We follow four different story lines here, Captain Hernandez and the Columbia, Captain Jean Luc Picard of the Enterprise, Captain Will Riker of the Titan and Captain Ezri Dax of the Aventine; who are all chasing the mystery of the Columbia's disappearance.  Some of these captains don't know it yet as they are looking for clues as to how the Borg are getting into Federation space without being detected but it is all linked to the Columbia.

The only plot line that is even remotely interesting is the Enterprise because they are engaged with the Borg directly.   What goes on with all the other plot lines is exceedingly dull and mostly revolves around folks talking about tricorder readings. But I kept with it and things got more interesting at the end of the book where two of the four plot lines came together.

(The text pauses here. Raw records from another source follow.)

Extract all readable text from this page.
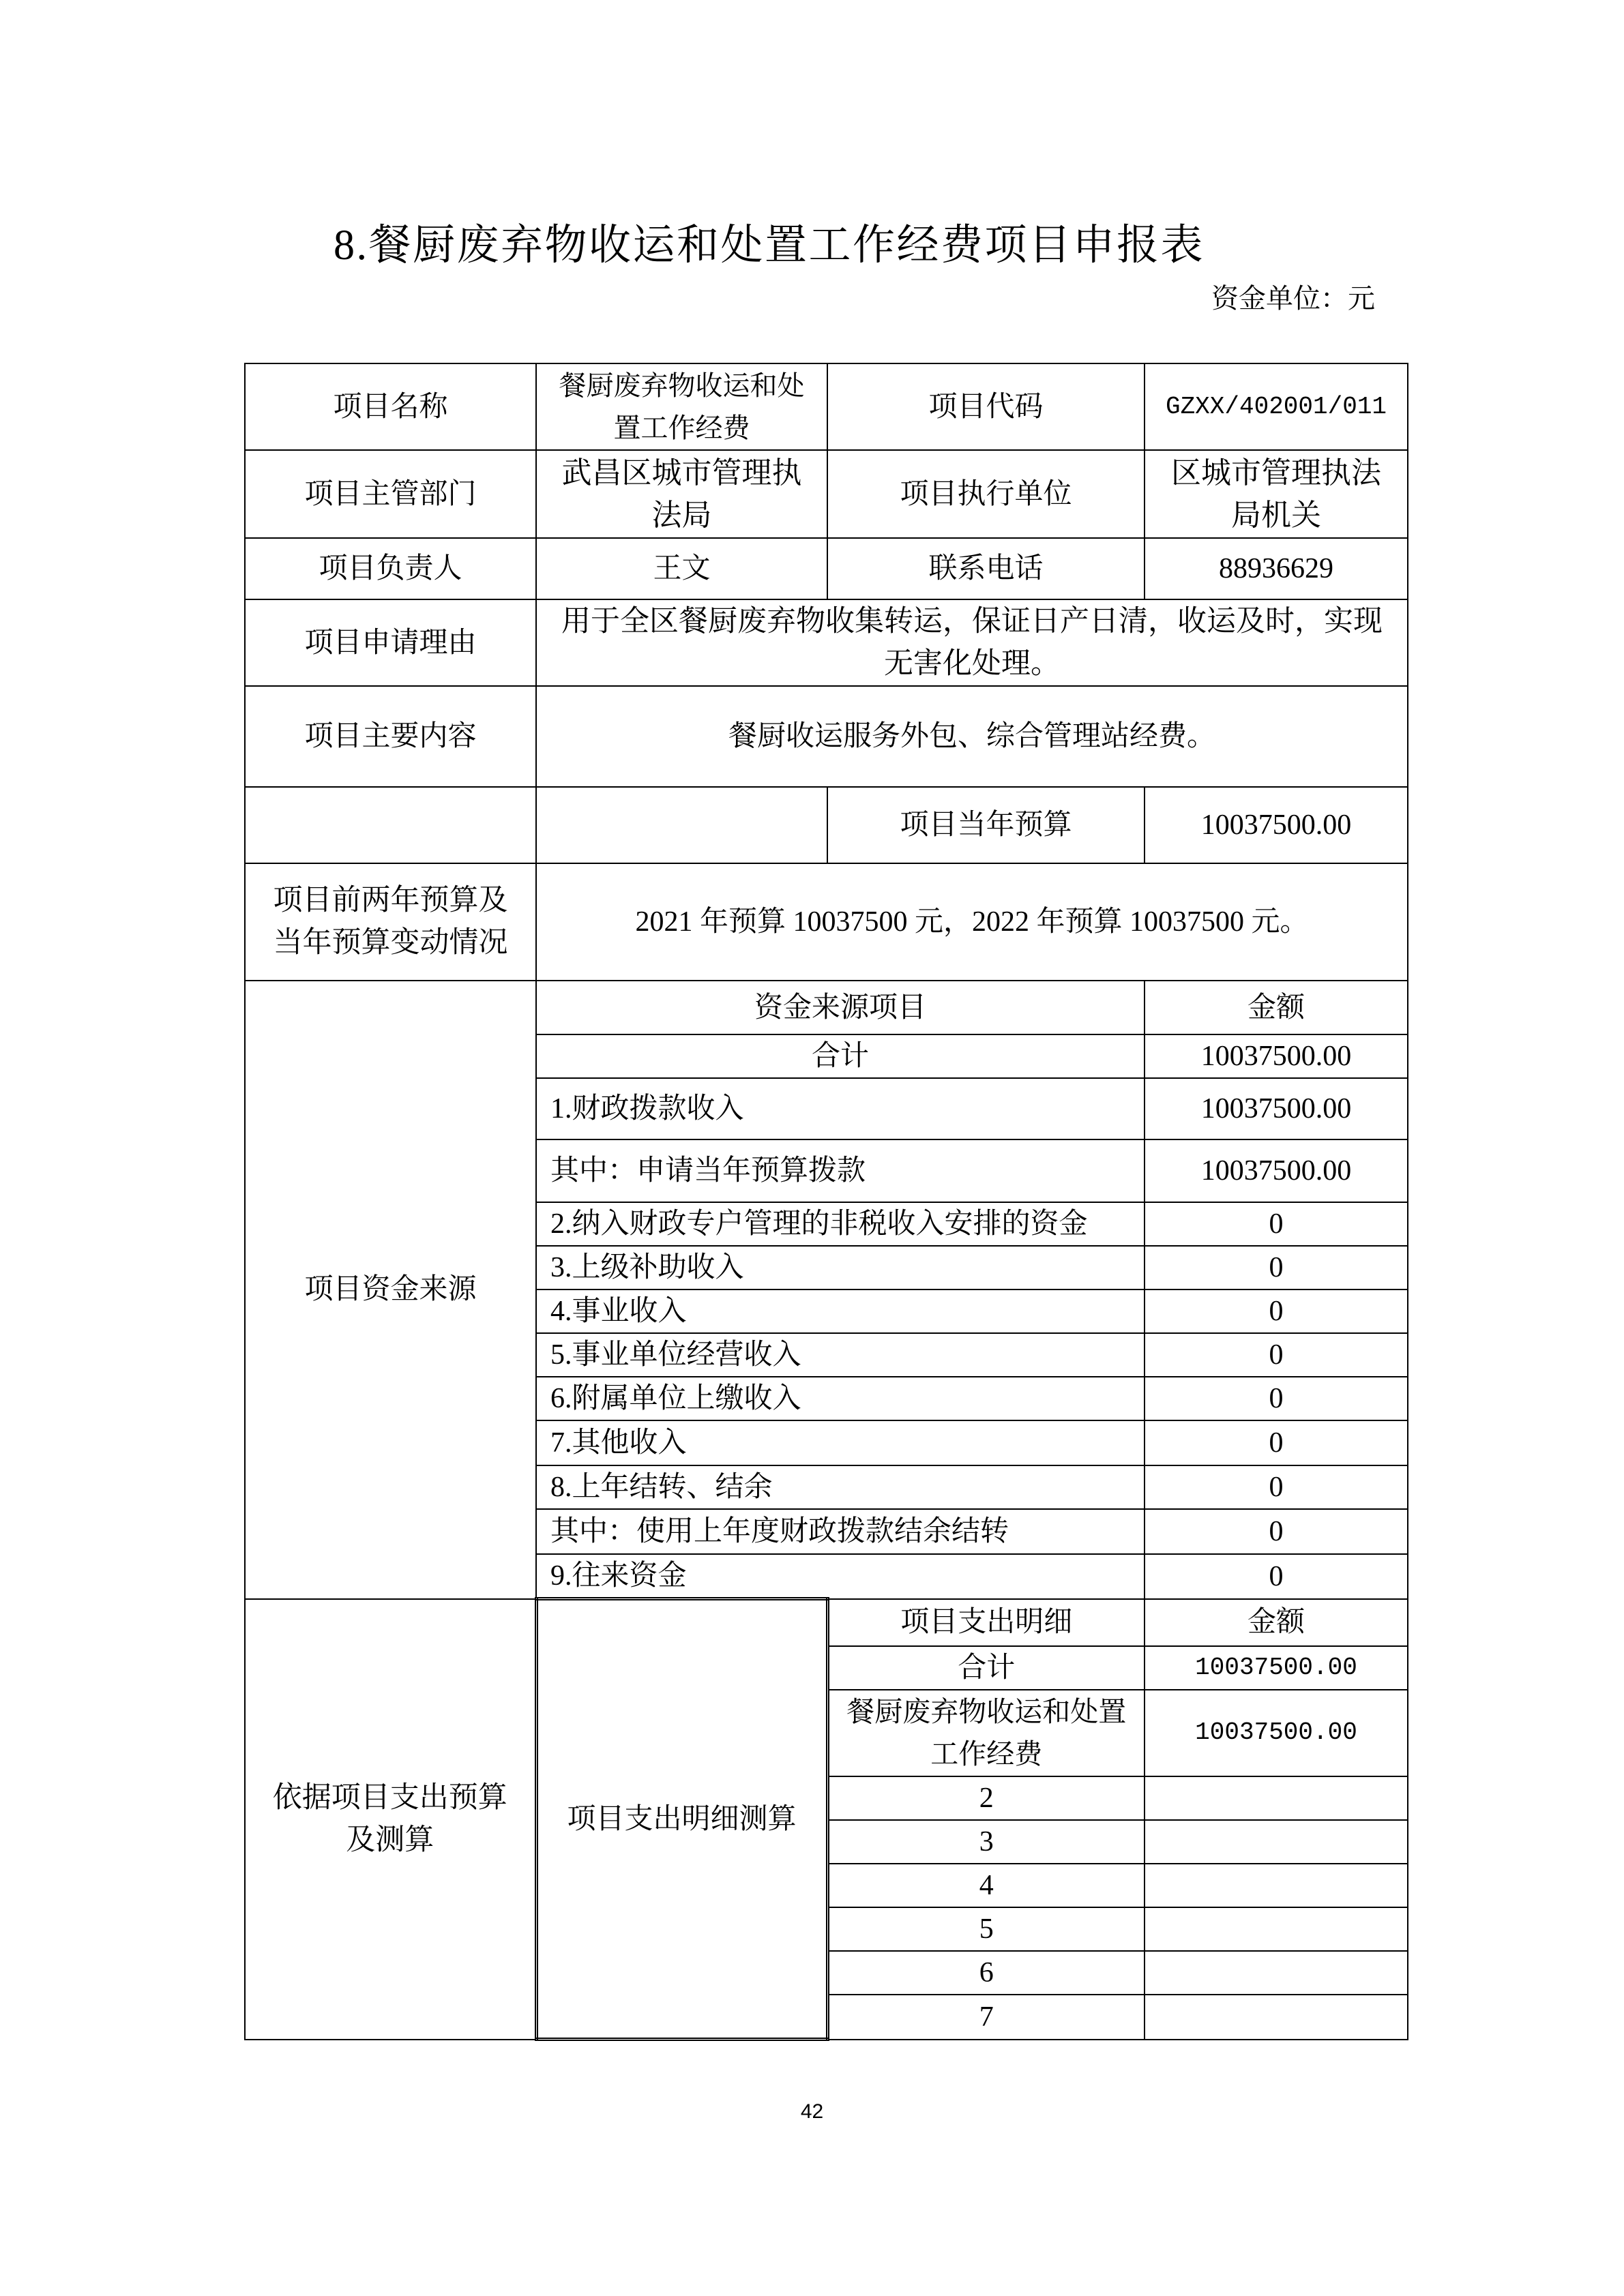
8.餐厨废弃物收运和处置工作经费项目申报表
资金单位：元
项目名称	餐厨废弃物收运和处置工作经费	项目代码	GZXX/402001/011
项目主管部门	武昌区城市管理执法局	项目执行单位	区城市管理执法局机关
项目负责人	王文	联系电话	88936629
项目申请理由	用于全区餐厨废弃物收集转运，保证日产日清，收运及时，实现无害化处理。		
项目主要内容	餐厨收运服务外包、综合管理站经费。		
		项目当年预算	10037500.00
项目前两年预算及当年预算变动情况	2021 年预算 10037500 元，2022 年预算 10037500 元。		
项目资金来源	资金来源项目		金额
	合计		10037500.00
	1.财政拨款收入		10037500.00
	其中：申请当年预算拨款		10037500.00
	2.纳入财政专户管理的非税收入安排的资金		0
	3.上级补助收入		0
	4.事业收入		0
	5.事业单位经营收入		0
	6.附属单位上缴收入		0
	7.其他收入		0
	8.上年结转、结余		0
	其中：使用上年度财政拨款结余结转		0
	9.往来资金		0
依据项目支出预算及测算	项目支出明细测算	项目支出明细	金额
		合计	10037500.00
		餐厨废弃物收运和处置工作经费	10037500.00
		2	
		3	
		4	
		5	
		6	
		7	
42
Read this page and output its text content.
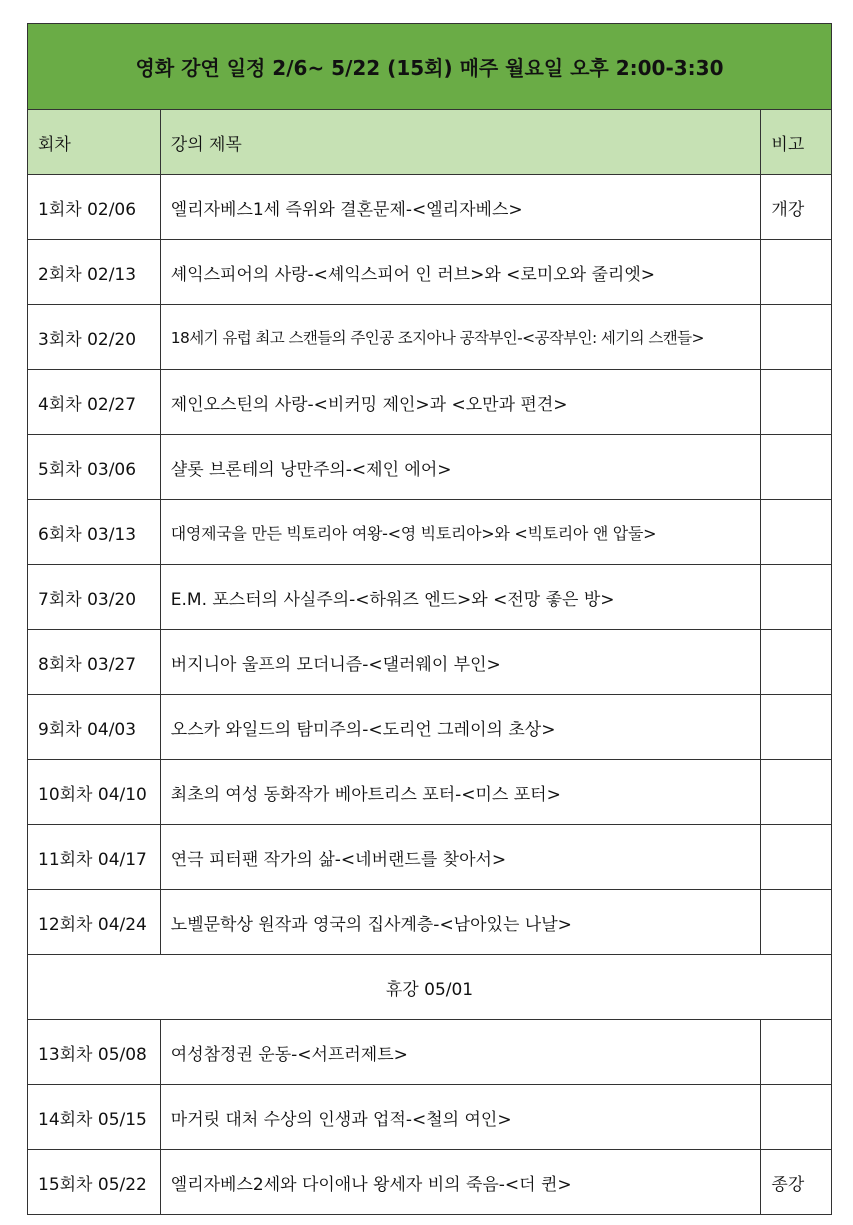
영화 강연 일정 2/6~ 5/22 (15회) 매주 월요일 오후 2:00-3:30		
회차	강의 제목	비고
1회차 02/06	엘리자베스1세 즉위와 결혼문제-<엘리자베스>	개강
2회차 02/13	셰익스피어의 사랑-<셰익스피어 인 러브>와 <로미오와 줄리엣>	
3회차 02/20	18세기 유럽 최고 스캔들의 주인공 조지아나 공작부인-<공작부인: 세기의 스캔들>	
4회차 02/27	제인오스틴의 사랑-<비커밍 제인>과 <오만과 편견>	
5회차 03/06	샬롯 브론테의 낭만주의-<제인 에어>	
6회차 03/13	대영제국을 만든 빅토리아 여왕-<영 빅토리아>와 <빅토리아 앤 압둘>	
7회차 03/20	E.M. 포스터의 사실주의-<하워즈 엔드>와 <전망 좋은 방>	
8회차 03/27	버지니아 울프의 모더니즘-<댈러웨이 부인>	
9회차 04/03	오스카 와일드의 탐미주의-<도리언 그레이의 초상>	
10회차 04/10	최초의 여성 동화작가 베아트리스 포터-<미스 포터>	
11회차 04/17	연극 피터팬 작가의 삶-<네버랜드를 찾아서>	
12회차 04/24	노벨문학상 원작과 영국의 집사계층-<남아있는 나날>	
휴강 05/01		
13회차 05/08	여성참정권 운동-<서프러제트>	
14회차 05/15	마거릿 대처 수상의 인생과 업적-<철의 여인>	
15회차 05/22	엘리자베스2세와 다이애나 왕세자 비의 죽음-<더 퀸>	종강
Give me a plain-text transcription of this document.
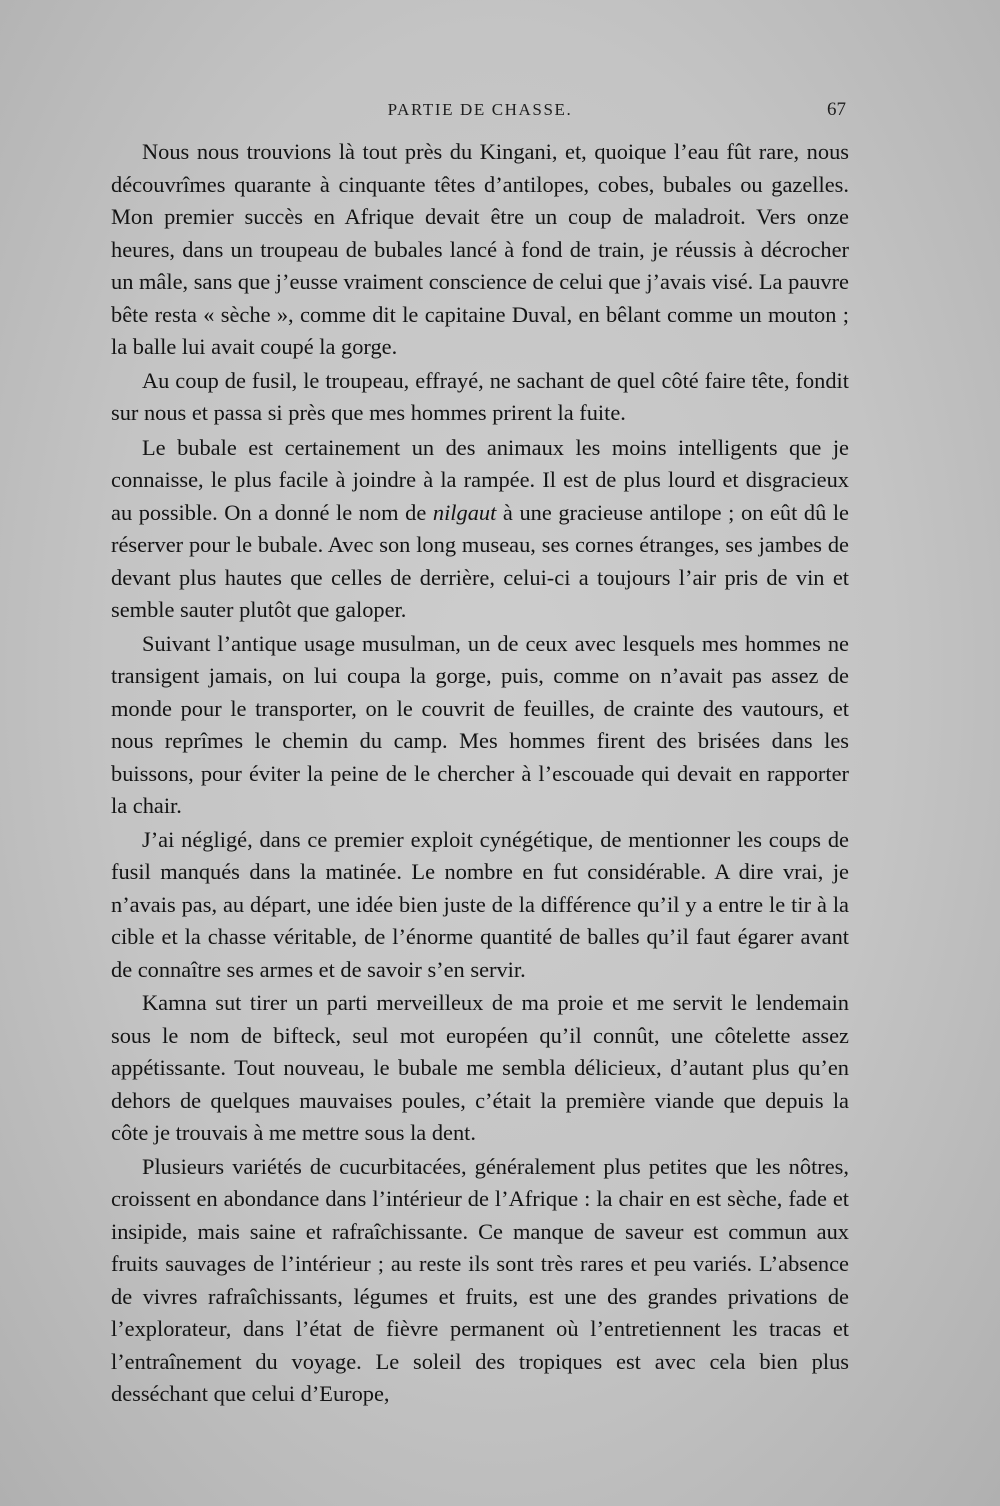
PARTIE DE CHASSE.	67

Nous nous trouvions là tout près du Kingani, et, quoique l’eau fût rare, nous découvrîmes quarante à cinquante têtes d’antilopes, cobes, bubales ou gazelles. Mon premier succès en Afrique devait être un coup de maladroit. Vers onze heures, dans un troupeau de bubales lancé à fond de train, je réussis à décrocher un mâle, sans que j’eusse vraiment conscience de celui que j’avais visé. La pauvre bête resta « sèche », comme dit le capitaine Duval, en bêlant comme un mouton ; la balle lui avait coupé la gorge.

Au coup de fusil, le troupeau, effrayé, ne sachant de quel côté faire tête, fondit sur nous et passa si près que mes hommes prirent la fuite.

Le bubale est certainement un des animaux les moins intelligents que je connaisse, le plus facile à joindre à la rampée. Il est de plus lourd et disgracieux au possible. On a donné le nom de nilgaut à une gracieuse antilope ; on eût dû le réserver pour le bubale. Avec son long museau, ses cornes étranges, ses jambes de devant plus hautes que celles de derrière, celui-ci a toujours l’air pris de vin et semble sauter plutôt que galoper.

Suivant l’antique usage musulman, un de ceux avec lesquels mes hommes ne transigent jamais, on lui coupa la gorge, puis, comme on n’avait pas assez de monde pour le transporter, on le couvrit de feuilles, de crainte des vautours, et nous reprîmes le chemin du camp. Mes hommes firent des brisées dans les buissons, pour éviter la peine de le chercher à l’escouade qui devait en rapporter la chair.

J’ai négligé, dans ce premier exploit cynégétique, de mentionner les coups de fusil manqués dans la matinée. Le nombre en fut considérable. A dire vrai, je n’avais pas, au départ, une idée bien juste de la différence qu’il y a entre le tir à la cible et la chasse véritable, de l’énorme quantité de balles qu’il faut égarer avant de connaître ses armes et de savoir s’en servir.

Kamna sut tirer un parti merveilleux de ma proie et me servit le lendemain sous le nom de bifteck, seul mot européen qu’il connût, une côtelette assez appétissante. Tout nouveau, le bubale me sembla délicieux, d’autant plus qu’en dehors de quelques mauvaises poules, c’était la première viande que depuis la côte je trouvais à me mettre sous la dent.

Plusieurs variétés de cucurbitacées, généralement plus petites que les nôtres, croissent en abondance dans l’intérieur de l’Afrique : la chair en est sèche, fade et insipide, mais saine et rafraîchissante. Ce manque de saveur est commun aux fruits sauvages de l’intérieur ; au reste ils sont très rares et peu variés. L’absence de vivres rafraîchissants, légumes et fruits, est une des grandes privations de l’explorateur, dans l’état de fièvre permanent où l’entretiennent les tracas et l’entraînement du voyage. Le soleil des tropiques est avec cela bien plus desséchant que celui d’Europe,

I will keep with it because I trust Rushing and Jones and because I want to get into this new universe.  Plus, when I hold a book that is over 800 pages long it's understandable that the first 270 might be about the set up.  I think I would have been happier if each of the separate plot lines were broken up into smaller chunks and if there was more action within.  I don't need explosions on every page but I also don't want computer readouts and endless descriptions of alien crew members.  To be honest, I'd be much happier if Star Fleet had more humans on board so we could enjoy some story telling.

So far, I'm not a fan.

David Mack's website is HERE.

Original cover of the first volume.

David Mack

Saturday, August 2, 2014

Fatal Error By Keith R A DeCandido a short story review.

Mission #2 for the crew of the da Vinci. I do like the serial nature of the story telling here. 

The SCE team respond to a distress call from a super computer.  This computer controls all aspects of life on the planet Eerlik.  It controls the economy, traffic and even the weather, but things are not going as they should; the computer has been infected with a virus.

It doesn't take long before the crew is tangled up in something bigger than they expected. 

It was a pretty good story except for one thing; it fell into a Lord of the Rings vibe where much of the action revolved around walking. The away team just walked for miles and miles getting trapped behind force fields, random doors and being chased by bad guys.  It went on so long that I began to get frustrated with the story.

After investing so much time walking to the computer core I was very disappointed the problems were solved in a matter of just a few paragraphs. There was certainly some character growth, which I like but, over all, the plot was just a bit thin.

One of the good things about short stories is that they are short.  I'm glad I didn't pay for this one individually.